# Tying out sheep



## gabbyraja (Feb 27, 2012)

Sorry for the many questions, but I'm really trying to come up with a plan that will work with so little land. 

Does tying out work for sheep, as long as it's done safely? ie, they are kept at a distance so as not to get tangled, supervised for predators, escapees, injuries, etc. 

I'd hoped to use them as our lawn mowers, as well as provide them with temporary pasture in addition to their permanent pasture. I'm only talking 2-3 sheep, too, btw.

TIA


----------



## Dreamgoat Annie (Nov 28, 2011)

No, really, it doesn't work. Sheep are wired to flee danger. That is, don't look, don't ask questions, RUN! When you're small, tasty, and have no means of self-defence that just makes good sense.

Tethering, even supervised tethering, does not eliminate that hard-wired trait. Sheep panics, bolts, snaps or badly injures neck. For your sheep's sakes, please don't try it.


----------



## LibertyWool (Oct 23, 2008)

Portable electronet fencing works. You can set it up in just a few min, that is what I would and do use.


----------



## Fowler (Jul 8, 2008)

Tying your sheep is a great idea if you&#8217;re trying to draw in predators. At least the predators won&#8217;t have to work too hard to take them down after your sheep bolt themselves into strangulation.


----------



## bknthesdle (Mar 27, 2011)

I tied my sheep (they were bottle raised) out on my lawn last year. I would only do a couple at a time and it worked really well. But I pretty much supervised them the whole time or only tied them out if I was outside working. It worked for me and for my bottle lambs but it might not work for everyone.










This was my favorite and such a pro at everything.
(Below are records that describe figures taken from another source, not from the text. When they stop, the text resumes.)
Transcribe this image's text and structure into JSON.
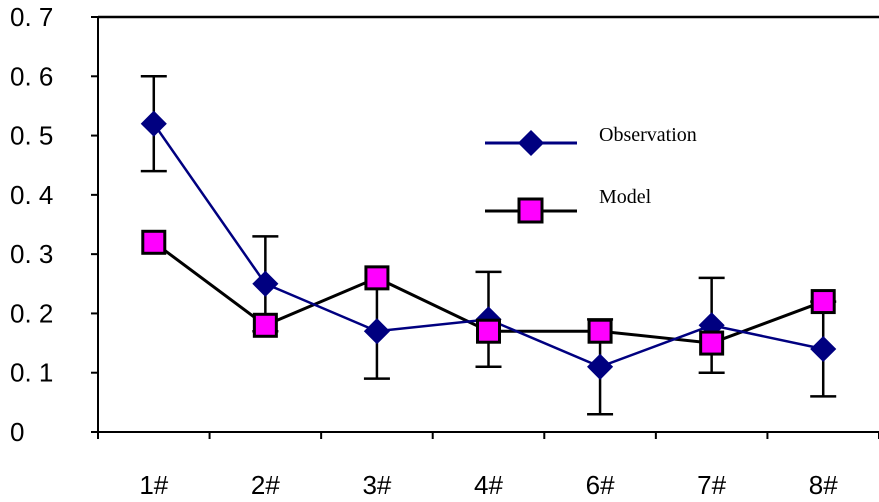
{
  "chart_data": {
    "type": "line",
    "title": "",
    "xlabel": "",
    "ylabel": "",
    "categories": [
      "1#",
      "2#",
      "3#",
      "4#",
      "6#",
      "7#",
      "8#"
    ],
    "ylim": [
      0,
      0.7
    ],
    "yticks": [
      "0",
      "0. 1",
      "0. 2",
      "0. 3",
      "0. 4",
      "0. 5",
      "0. 6",
      "0. 7"
    ],
    "grid": false,
    "legend_position": "right",
    "series": [
      {
        "name": "Observation",
        "marker": "diamond",
        "color": "#000080",
        "marker_color": "#000080",
        "values": [
          0.52,
          0.25,
          0.17,
          0.19,
          0.11,
          0.18,
          0.14
        ],
        "error": [
          0.08,
          0.08,
          0.08,
          0.08,
          0.08,
          0.08,
          0.08
        ]
      },
      {
        "name": "Model",
        "marker": "square",
        "color": "#000000",
        "marker_color": "#ff00ff",
        "values": [
          0.32,
          0.18,
          0.26,
          0.17,
          0.17,
          0.15,
          0.22
        ]
      }
    ]
  }
}
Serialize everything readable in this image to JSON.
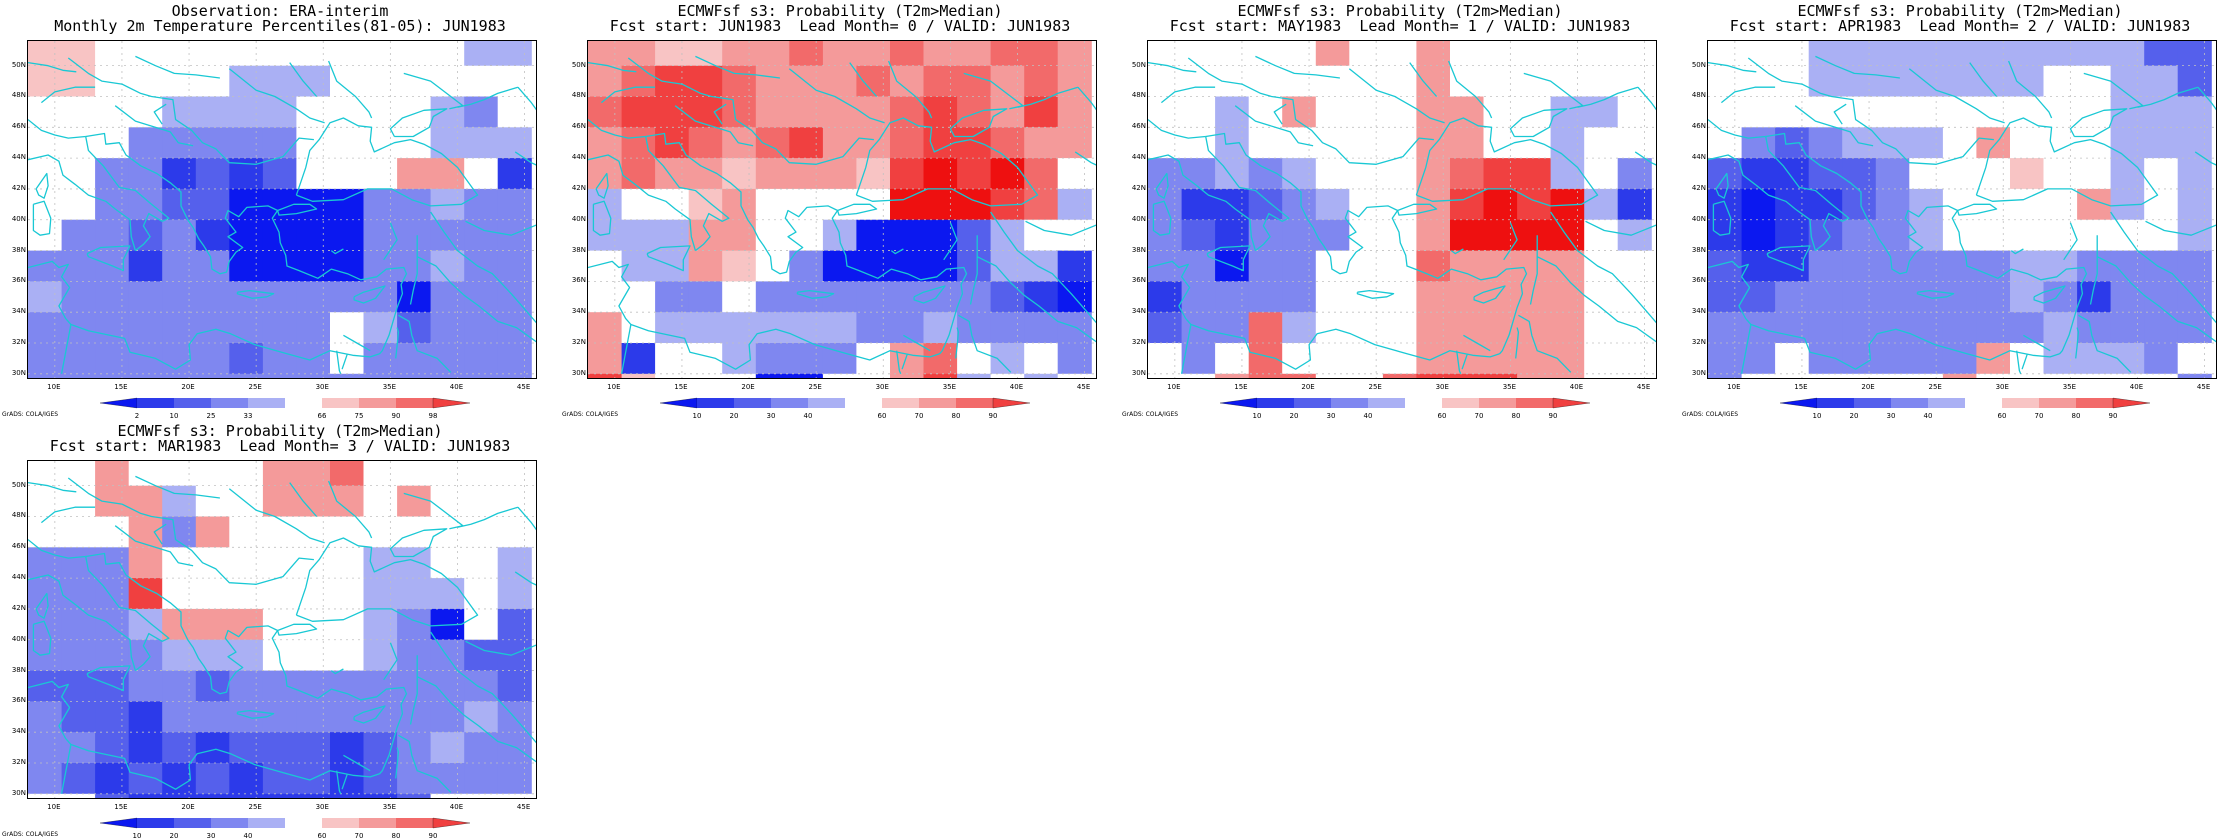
{
  "lat_labels": [
    "50N",
    "48N",
    "46N",
    "44N",
    "42N",
    "40N",
    "38N",
    "36N",
    "34N",
    "32N",
    "30N"
  ],
  "lon_labels": [
    "10E",
    "15E",
    "20E",
    "25E",
    "30E",
    "35E",
    "40E",
    "45E"
  ],
  "grads_label": "GrADS: COLA/IGES",
  "colors": {
    "r98": "#ee1010",
    "r90": "#f04040",
    "r80": "#f26a6a",
    "r70": "#f49a9a",
    "r60": "#f8c4c4",
    "w": "#ffffff",
    "b40": "#aab0f4",
    "b30": "#7f87f0",
    "b20": "#5560ec",
    "b10": "#2c3aea",
    "b0": "#0b18f0",
    "coast": "#19c8d4",
    "grid": "#c0c0c0"
  },
  "panels": [
    {
      "title1": "Observation: ERA-interim",
      "title2": "Monthly 2m Temperature Percentiles(81-05): JUN1983",
      "colorbar": [
        "2",
        "10",
        "25",
        "33",
        "66",
        "75",
        "90",
        "98"
      ],
      "grid": [
        "r60 r60 w w w w w w w w w w w b40 b40",
        "r60 r60 w w w w b40 b40 b40 w w w w w w",
        "w w w w b40 b40 b40 b40 w w w w b40 b30 w",
        "w w w b30 b30 b30 b30 b30 w w w w b40 b40 b40",
        "w w b30 b30 b10 b20 b10 b20 w w w r70 r70 w b10",
        "w w b30 b30 b20 b20 b0 b0 b0 b0 b30 b30 b40 b30 b30",
        "w b30 b30 b20 b30 b10 b0 b0 b0 b0 b30 b30 b30 b30 b30",
        "b30 b30 b30 b10 b30 b30 b0 b0 b0 b0 b30 b30 b40 b30 b30",
        "b40 b30 b30 b30 b30 b30 b30 b30 b30 b30 b30 b0 b30 b30 b30",
        "b30 b30 b30 b30 b30 b30 b30 b30 b30 w b40 b20 b30 b30 b30",
        "b30 b30 b30 b30 b30 b30 b20 b30 b30 w b30 b30 b30 b30 b30",
        "b30 b30 b30 b30 b30 b30 b30 b30 b30 b30 b30 b30 b30 b30 b30"
      ]
    },
    {
      "title1": "ECMWFsf s3: Probability (T2m>Median)",
      "title2": "Fcst start: JUN1983  Lead Month= 0 / VALID: JUN1983",
      "colorbar": [
        "10",
        "20",
        "30",
        "40",
        "60",
        "70",
        "80",
        "90"
      ],
      "grid": [
        "r70 r70 r60 r60 r70 r70 r80 r70 r70 r80 r70 r70 r80 r80 r70",
        "r70 r80 r90 r90 r80 r70 r70 r70 r80 r70 r80 r80 r70 r80 r70",
        "r80 r90 r90 r90 r80 r70 r70 r70 r70 r80 r90 r80 r70 r90 r70",
        "r70 r80 r90 r80 r70 r80 r90 r70 r70 r80 r90 r90 r80 r70 r70",
        "r70 r80 r70 r70 r60 r70 r70 r70 r60 r90 r98 r90 r98 r80 w",
        "b40 w w r60 r70 w w w w r98 r98 r98 r90 r80 b40",
        "b40 b40 b40 r70 r70 w w b40 b0 b0 b0 b20 b40 w w",
        "w b40 b40 r70 r60 w b30 b0 b0 b0 b0 b20 b40 b40 b10",
        "w w b30 b30 w b30 b30 b30 b30 b30 b30 b30 b20 b10 b0",
        "r70 w b40 b40 b40 b40 b40 b40 b30 b30 b40 b30 b30 b30 b30",
        "r70 b10 w w b40 b30 b30 b30 w r70 r80 w b40 w b30",
        "r90 r60 w w w b0 b0 w w r70 r90 b40 w b40 w"
      ]
    },
    {
      "title1": "ECMWFsf s3: Probability (T2m>Median)",
      "title2": "Fcst start: MAY1983  Lead Month= 1 / VALID: JUN1983",
      "colorbar": [
        "10",
        "20",
        "30",
        "40",
        "60",
        "70",
        "80",
        "90"
      ],
      "grid": [
        "w w w w w r70 w w r70 w w w w w w",
        "w w w w w w w w r70 w w w w w w",
        "w w b40 w r70 w w w r70 r70 w w b40 b40 w",
        "w w b40 w w w w w r70 r70 w w b40 w w",
        "b30 b30 b40 b30 b40 w w w r70 r80 r90 r90 b40 w b30",
        "b30 b10 b10 b20 b30 b40 w w r70 r90 r98 r90 r98 b40 b10",
        "b30 b20 b10 b30 b30 b30 w w r70 r98 r98 r98 r98 w b40",
        "b30 b30 b0 b30 b30 w w w r80 r70 r70 r70 r70 w w",
        "b10 b30 b30 b30 b30 w w w r70 r70 r70 r70 r70 w w",
        "b20 b30 b30 r80 b40 w w w r70 r70 r70 r70 r70 w w",
        "w b30 w r80 w w w w r70 r70 r70 r70 r70 w w",
        "w w r70 r80 r80 w w r80 r90 r90 r90 r70 r70 w w"
      ]
    },
    {
      "title1": "ECMWFsf s3: Probability (T2m>Median)",
      "title2": "Fcst start: APR1983  Lead Month= 2 / VALID: JUN1983",
      "colorbar": [
        "10",
        "20",
        "30",
        "40",
        "60",
        "70",
        "80",
        "90"
      ],
      "grid": [
        "w w w b40 b40 b40 b40 b40 b40 b40 b40 b40 b40 b20 b20",
        "w w w b40 b40 b40 b40 b40 b40 b40 w w b40 b40 b20",
        "w w w w w w w w w w w w b40 b40 b40",
        "w b30 b20 b30 b40 b40 b40 w r70 w w w b40 b40 b40",
        "b20 b10 b10 b20 b20 b30 w w w r60 w w b40 w b40",
        "b10 b0 b10 b10 b20 b30 b40 w w w w r70 b40 w b40",
        "b10 b0 b10 b20 b30 b30 b40 w w w w w w w b40",
        "b20 b10 b10 b30 b30 b30 b30 b30 b30 b40 b40 b30 b30 b30 b30",
        "b20 b20 b30 b30 b30 b30 b30 b30 b30 b40 b30 b10 b30 b30 b30",
        "b30 b30 b30 b30 b30 b30 b30 b30 b30 b30 b40 b30 b30 b30 b30",
        "b30 b30 w b30 b30 b30 b30 b30 r70 w b40 b40 b40 b30 w",
        "b30 w w w w w w r70 w w w w w w b30"
      ]
    },
    {
      "title1": "ECMWFsf s3: Probability (T2m>Median)",
      "title2": "Fcst start: MAR1983  Lead Month= 3 / VALID: JUN1983",
      "colorbar": [
        "10",
        "20",
        "30",
        "40",
        "60",
        "70",
        "80",
        "90"
      ],
      "grid": [
        "w w r70 w w w w r70 r70 r80 w w w w w",
        "w w r70 r70 b40 w w r70 r70 r70 w r70 w w w",
        "w w w r70 b30 r70 w w w w w w w w w",
        "b30 b30 b30 r70 w w w w w w b40 b40 w w b40",
        "b30 b30 b30 r90 w w w w w w b40 b40 b40 w b40",
        "b30 b30 b30 b40 r70 r70 r70 w w w b40 b30 b0 w b20",
        "b30 b30 b30 b30 b40 b40 b40 w w w b40 b30 b30 b20 b20",
        "b20 b20 b20 b30 b30 b20 b30 b30 b30 b30 b30 b30 b30 b30 b20",
        "b30 b20 b20 b10 b30 b30 b30 b30 b30 b30 b30 b30 b30 b40 b30",
        "b30 b30 b20 b10 b20 b10 b20 b20 b20 b10 b20 b30 b40 b30 b30",
        "b30 b20 b10 b20 b10 b20 b10 b20 b20 b10 b20 b30 b30 b30 b30",
        "w w b20 b10 b10 b10 b10 b10 b10 b10 b10 b20 w w w"
      ]
    }
  ]
}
Here she is staked out in my yard.


----------



## Maria (Apr 24, 2003)

Visualize "Jurassic Park" and the goat they tied out for the T-Rex.....


----------



## Ross (May 9, 2002)

We tried it a few times, I don't know if they did it themselves or they were trying to pick up weaving or what but a tangled mess is usually what I came back to even if only a few minutes. We just use a portable solid pen now.


----------



## lilachill (Apr 2, 2006)

To create a smaller moveable, non-permanent pen we use 2-4 cattle or hog panels. Bending a section in the middle to about 90' gives us L shaped sections that we move individually and clip together.


----------